We are currently creating a new Azure Synapse Analytics environment to house our data. For this, we need to connect from Synapse to our on-premise SQL Server databases.

These databases are not reachable from the open internet, they are only accessible from within our own network. For our other applications on Azure, we have setup a hub-spoke model network, where the hub connects to our internal network, and VNets in the spoke are peered to the hub. This way we have been able to connect to on-premise database servers in other applications like AKS.

However, this doesn't seem to work for Azure Synapse. So how to do this then?

What I tried so far

The Azure Data Factory docs contain the following page outlining a guide for making this connection, using a private link service, a load balancer and a couple of Virtual Machines configured to forward traffic on specific ports towards the server using iptables.

I have implemented this solution, but I don't really trust this. Most of all, the iptables configuration doesn't seem to persist when a VM reboot. This doesn't inspire a lot of trust in this solution, since this doesn't feel like something that should be used in production as is.

At the same time, I can't imagine that connecting to an on-premise database server is such a stretch, that there are no better solutions around. We can't be the only one stumbling onto this problem.

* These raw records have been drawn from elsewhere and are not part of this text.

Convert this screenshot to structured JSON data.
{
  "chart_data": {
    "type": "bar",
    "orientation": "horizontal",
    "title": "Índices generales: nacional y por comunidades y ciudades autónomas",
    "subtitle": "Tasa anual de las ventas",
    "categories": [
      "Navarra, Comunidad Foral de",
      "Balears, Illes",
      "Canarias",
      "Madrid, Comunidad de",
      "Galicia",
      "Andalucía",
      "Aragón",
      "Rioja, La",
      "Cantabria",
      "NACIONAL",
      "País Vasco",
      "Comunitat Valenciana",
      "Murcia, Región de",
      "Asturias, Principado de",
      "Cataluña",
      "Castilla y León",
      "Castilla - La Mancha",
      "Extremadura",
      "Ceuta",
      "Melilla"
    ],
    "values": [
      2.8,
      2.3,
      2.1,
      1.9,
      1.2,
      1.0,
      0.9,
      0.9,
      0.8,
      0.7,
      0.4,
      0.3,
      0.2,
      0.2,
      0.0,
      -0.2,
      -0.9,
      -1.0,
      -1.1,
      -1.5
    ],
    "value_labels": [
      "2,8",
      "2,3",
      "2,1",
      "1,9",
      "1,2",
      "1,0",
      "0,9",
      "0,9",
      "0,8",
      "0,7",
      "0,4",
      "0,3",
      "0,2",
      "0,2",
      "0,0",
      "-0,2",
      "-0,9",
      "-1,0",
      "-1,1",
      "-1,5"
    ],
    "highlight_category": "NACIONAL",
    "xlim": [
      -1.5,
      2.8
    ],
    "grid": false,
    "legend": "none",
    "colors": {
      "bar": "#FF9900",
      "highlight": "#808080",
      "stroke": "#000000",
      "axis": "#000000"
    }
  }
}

So my question, is there really no other, better, way to set up this connection?

JAD
  • 2,035
  • 4
  • 21
  • 35
  • `iptables` doesn't persist by default. Look into the `iptables-save` manpages for your distro to figure out where to persist the IPv4 and/or IPv6 rules after modifying them. – AlwaysLearning May 03 '22 at 12:50
  • @AlwaysLearning I have cobbled together a way to make these configs more persistent, but I would very much prefer a way to do this without having to fiddle with these kinds of settings in vms. – JAD May 03 '22 at 12:59
  • 2
    Have you seen this video..https://howtoanalytics.info/2021/02/17/integration-with-on-premises-data-sources-in-azure-synapse-analytics/ – Anand Sowmithiran May 03 '22 at 17:43
  • 1
    It explains about using `self hosted` integration runtime – Anand Sowmithiran May 03 '22 at 17:51
  • @AnandSowmithiran that looks promising. I'll investigate that. Thanks! – JAD May 04 '22 at 08:23
  • you can refer this document [Connect a local SQL Server database to Azure Synapse](https://www.kevinrchant.com/2021/06/28/connect-a-local-sql-server-database-to-azure-synapse/) – Pratik Lad May 05 '22 at 11:22

2 Answers2

4

Assuming your on-premises SQL Server running on Windows machine, you can go with Self-hosted Integration Runtime (IR) to connect Azure Synapse Analytics with on-premises SQL Server.

A self-hosted integration runtime can run copy activities between a cloud data store and a data store in a private network. It also can dispatch transform activities against compute resources in an on-premises network or an Azure virtual network. The installation of a self-hosted integration runtime needs an on-premises machine or a virtual machine inside a private network.

The considerations for using the self-hosted IR is mentioned here.

You can create and configure the self-hosted IR either through PowerShell or UI. Though UI is the easiest method to deploy it. You can refer the steps given in Microsoft official document to do the same using UI.

Utkarsh Pal
  • 4,079
  • 1
  • 5
  • 14
  • We ended up getting this to work. However, it should be noted that this severely limits the features available in Synapse. You cannot connect direct to the on-premise datasources using Spark, nor can you use the data pipeline tools. From what I could tell, the only way really is to do a (close to) verbatim copy into the data lake, and then do the other processing from there. – JAD Jun 13 '22 at 07:02
2

We have the same problem's, and basically we only found 3 ways to copy data from on-premises SQL server to Synapse:

  1. In theory you could open all Microsoft Synapse public IP's in your on-premises firewall, then you can use Azure IR (It will be open to every Azure Synapse in the same region). List of IP addresses
  2. Install Self-Hosted IR in a on-premises computer
  3. Install a Self-Hosted IR in a VM in Azure which is in a VNET that have access to your on-premises network (VPN/Express Route)